Across the country, families are getting involved in the backyard flock movement.
With a coop, some hens, and a long-term strategy of action, raising backyard poultry offers families fresh, nutritious eggs and the pleasure of seeing a developing egg-laying chicken develop from a chick to a hen.
Before you start to grow your happy backyard flock, you need a plan of action. There are a few steps that you need to take if you want to raise healthy and happy chickens. Focus on the following tips when planning your chicken coop.
Decide What Chicken Breed is Best for You
There are many different breeds and species of chickens available. You need to think about the amount of space you have, your preferences, and your climate. For instance, you want to choose a bantam breed for your plans if you are dealing with limited space. If you live in an area where it gets cold, then extreme cold-weather chicken breeds are best.
Decide How Many Chickens You Want to Own
How many chickens you want to own depends on how much space you have available and whether there are neighbors that might be annoyed by the noise caused by your growing flock.

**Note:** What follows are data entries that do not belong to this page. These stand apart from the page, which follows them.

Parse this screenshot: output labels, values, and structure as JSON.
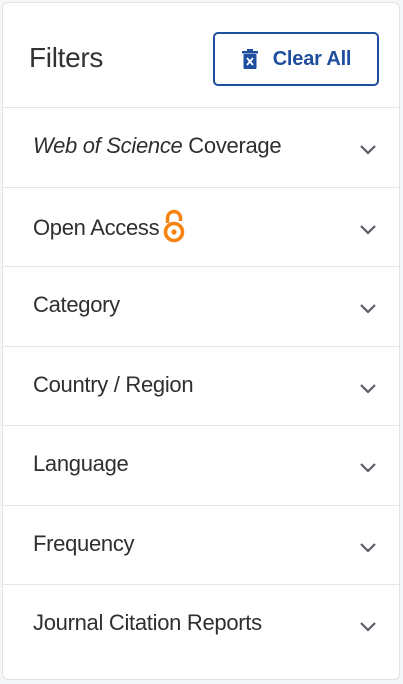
{
  "header": {
    "title": "Filters",
    "clear_all_label": "Clear All"
  },
  "filters": [
    {
      "label_italic": "Web of Science",
      "label": "Coverage",
      "icon": "chevron-down-icon"
    },
    {
      "label": "Open Access",
      "badge_icon": "open-access-icon",
      "icon": "chevron-down-icon"
    },
    {
      "label": "Category",
      "icon": "chevron-down-icon"
    },
    {
      "label": "Country / Region",
      "icon": "chevron-down-icon"
    },
    {
      "label": "Language",
      "icon": "chevron-down-icon"
    },
    {
      "label": "Frequency",
      "icon": "chevron-down-icon"
    },
    {
      "label": "Journal Citation Reports",
      "icon": "chevron-down-icon"
    }
  ],
  "colors": {
    "accent": "#1f4e9e",
    "open_access": "#f68212",
    "text": "#2f2f2f",
    "divider": "#e4e6e9"
  }
}
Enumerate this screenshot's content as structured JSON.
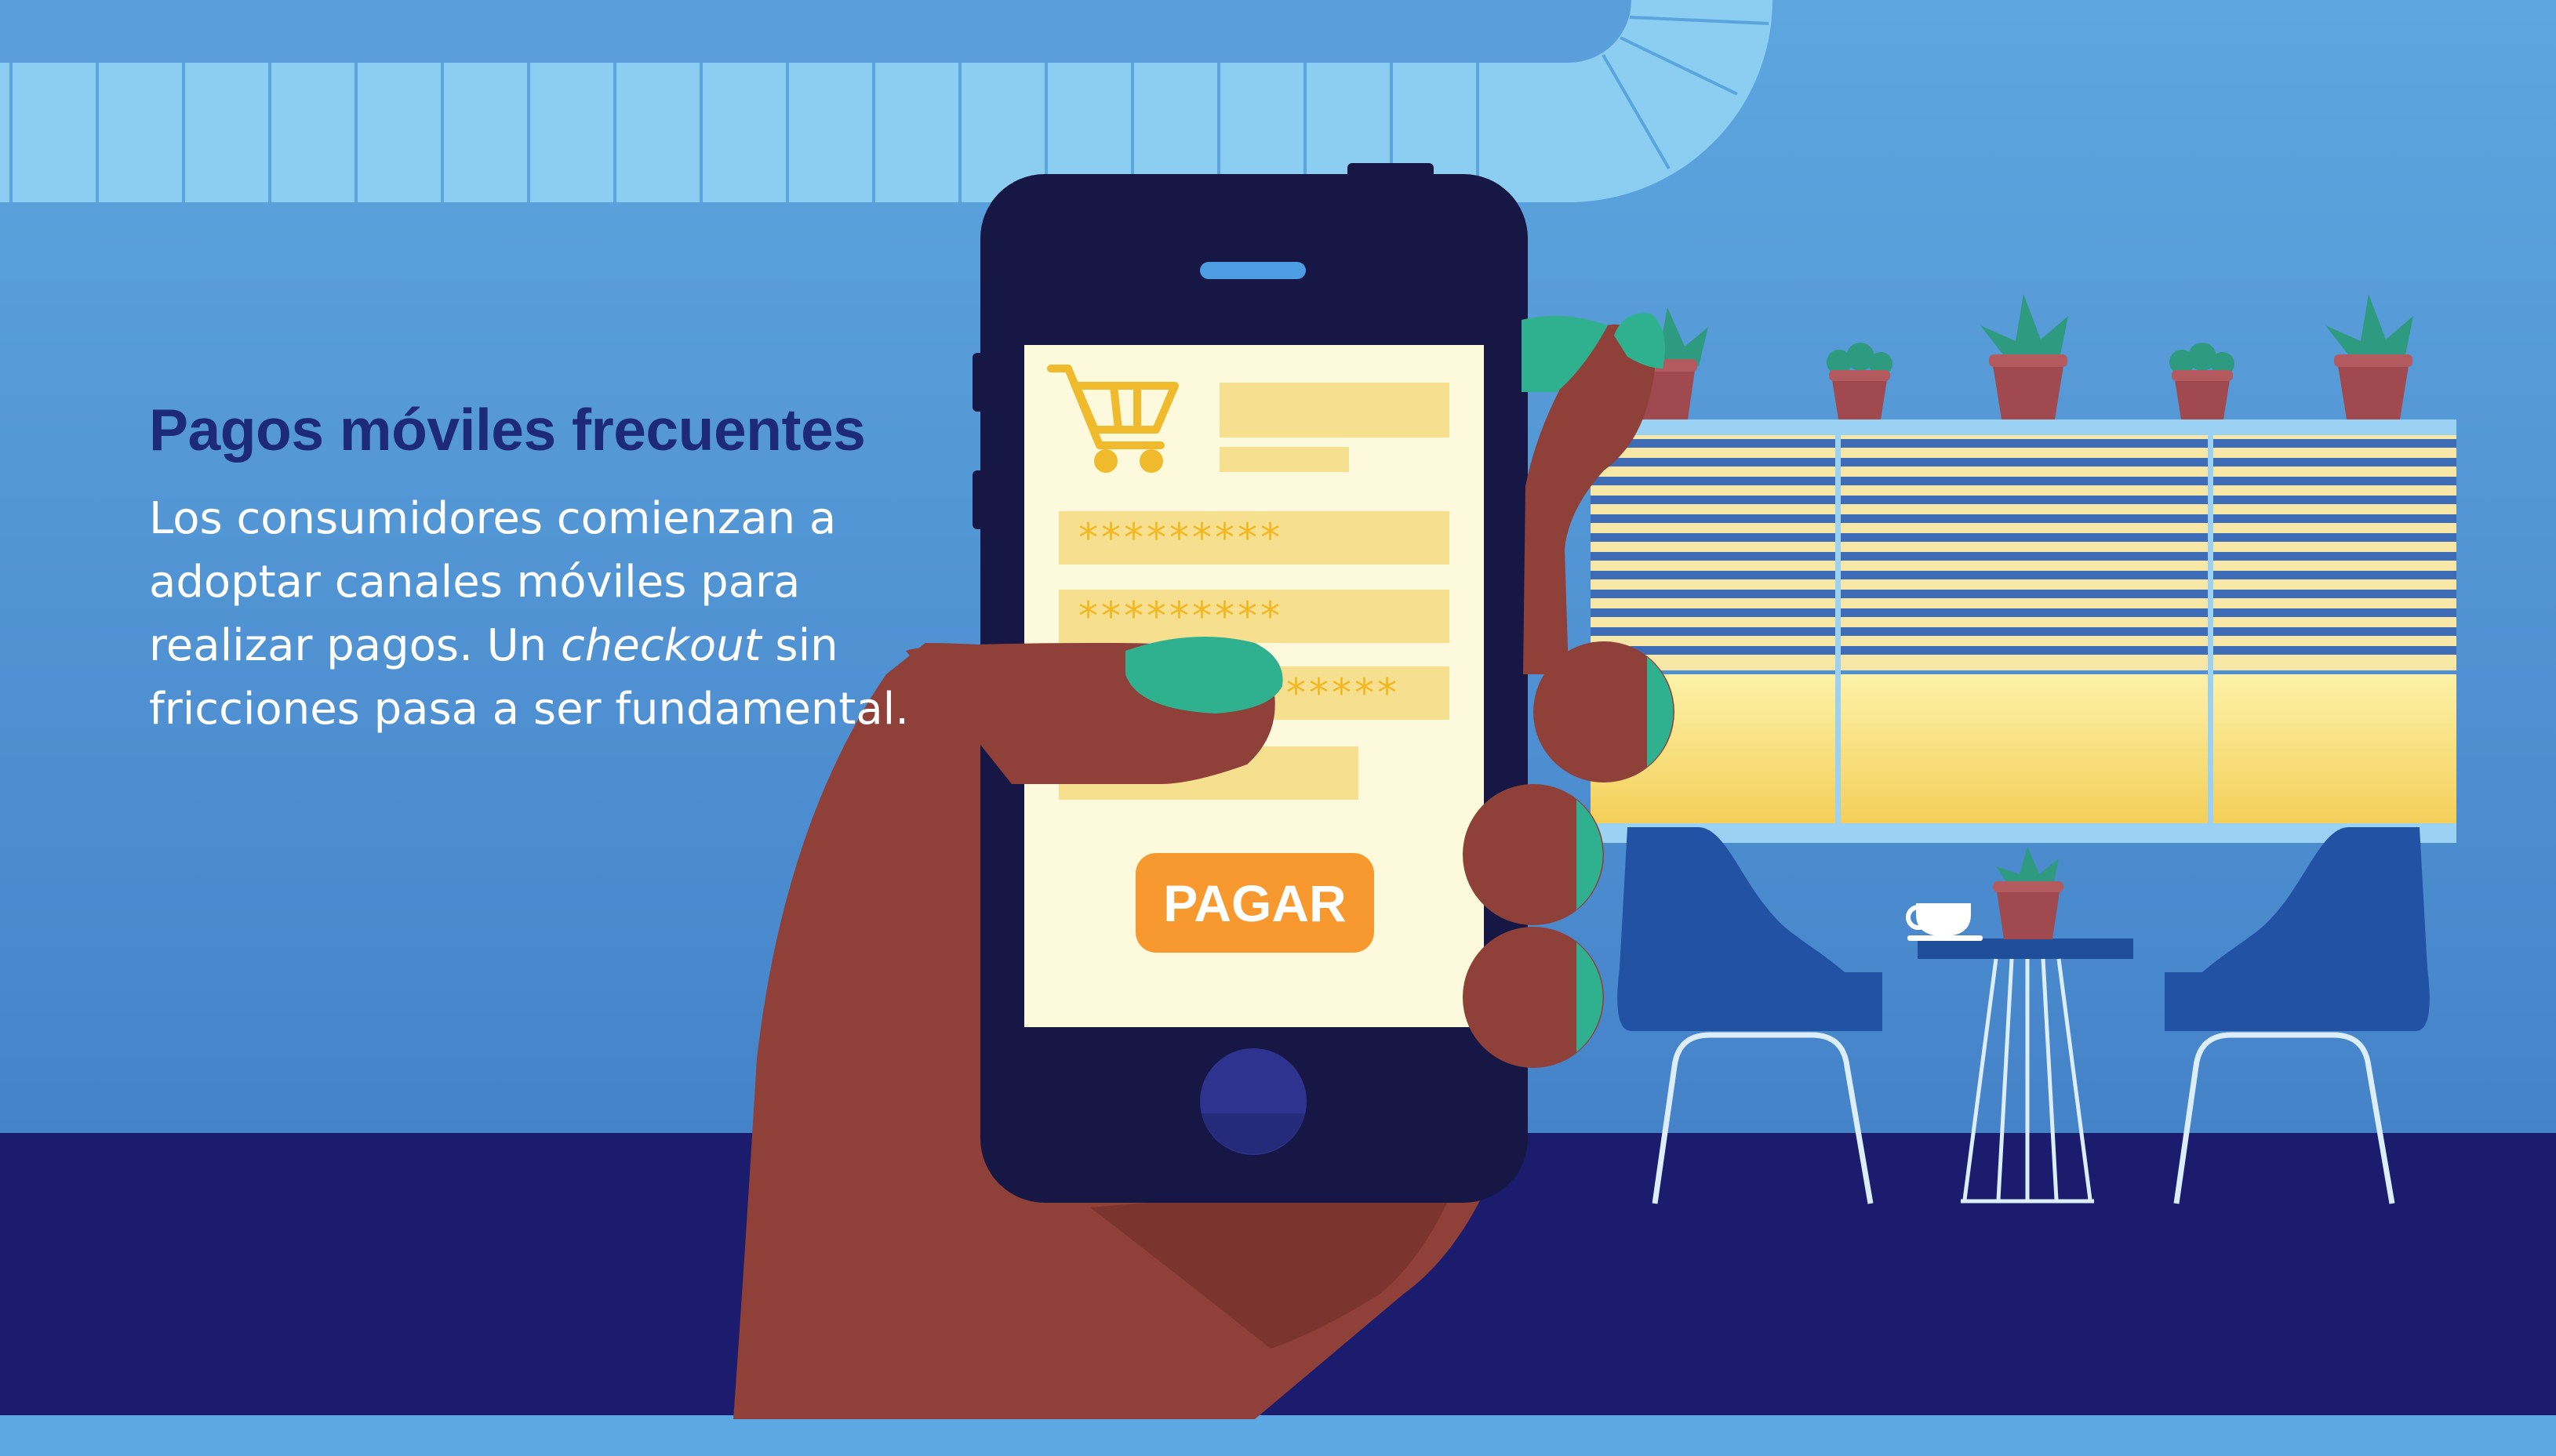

According to Happy Farmyard, the average number of chickens allowed per one acre of land is 55, give or take five at either side of the spectrum. If you only have a small backyard, then five chickens will easily fulfil your egg needs while allowing for enough eggs so that none go uneaten.
If you have plenty of room for chicken coop expansion, then ten chickens would be ideal for providing eggs daily for a family of four.
Build or Buy a Chicken Coop
Chicken coop construction options are as diverse as the breeds of chickens you can raise.
If you would rather do something more hands-on, then wooden pallets are an excellent choice for building with. Pallets can be stacked or nailed together to build coop walls.
If you plan on having more than one story in your chicken run, then it is important to know that you must allow at least 6 inches between the top of the lower wall and the bottom of the upper wall for ventilation purposes.
If you want something a bit more aesthetically pleasing, then you might consider buying prefabricated materials for your chicken coop. They can be ready-made in most cases, but there are some plans available online if you have plans of deviating from pre-made styles.
Find a Reputable Chick Supplier
When your chicken coop is ready, it is time to bring home a flock. The only problem is that you have no chickens to put in your new coop.
If you plan on buying the more traditional way from a hatchery, then be prepared for a long wait of up to eight weeks before they arrive at your doorstep. If you want them sooner, then just one-day-old chicks are available from most feed stores and online suppliers.
Regardless of whether you purchase from a hatchery or start with chicks, make sure that you know how long it will take for your hens to start laying eggs so that there will be enough eggs for the family’s daily consumption without sacrificing flavor or nutrition.
Allow for a Development Period in Your Coop
Many people do not allow a development period before they place their new chickens inside of their coop. The development period allows for the free-range chickens to move into their new home and begin associating with their owners without any fear.
The development period is important, so you will want to make sure that your hens have more than adequate space in your coop during the initial training period.
Do Not Over-Clean or Over-Sanitize Your Coop
Too many people clean their coops excessively, which can do more harm than good. Allowing the chickens to naturally process their own wastes and debris will help to prevent disease and allow you to save money on cleaning products.
Do Not Let Your Chickens Over-Roam
It is important to learn how much space your chickens need to prevent them from roaming too far.
It’s important to know your chicken, if it tends to be a flighty bird that doesn’t range much then 5-7 square feet per bird is fine. If your birds are chunkier and tend to roam a bit more then you’ll need at least 10 square feet per bird.
Be Aware of Predators
Predators are a natural hazard that all free-range chickens must live with.
Be careful when bringing feed to chickens in the run, as the sound of grain spilling onto the ground can be a predator’s dinner bell for miles.
The risks are also higher during the egg-laying season, as this is when many predators will hunt to feed their young.
If you live in an area where larger predators are known to exist, then it is important to make sure that your chickens cannot get to the top of your coop. Predators can climb onto roofs and fences where they pose a threat to free-range chickens.
It is important to remember that free-range chickens need an added element of protection from predators, as traditional coops only offer your chickens the run of the coop and small outdoor area.
You can purchase an additional protective pen to keep predators out during the day, but it is important to remove the pen at night so that your chickens can return to their coop.
Create a Nutrition Plan for Your Chickens
Just like humans, chickens need a balanced diet to stay healthy and happy.
The most important thing to remember is that chickens cannot eat chicken feed all the time.
It is important to remember that chickens should have a diet of 75% to 90% grains and seeds, with 10% to 25% fresh vegetation.
Other important nutrients include greenery, table scraps, and natural minerals.
Give Your Chickens Fresh Water Every Day
One of the most important aspects of caring for your chickens is providing them with fresh water every day.
You should place their waterer so that it will not be easily contaminated by their feed and droppings, as this can cause your chickens to contract diseases more quickly.
Make sure that their water supply is placed deep enough so that chickens cannot walk into it and stir up the bedding.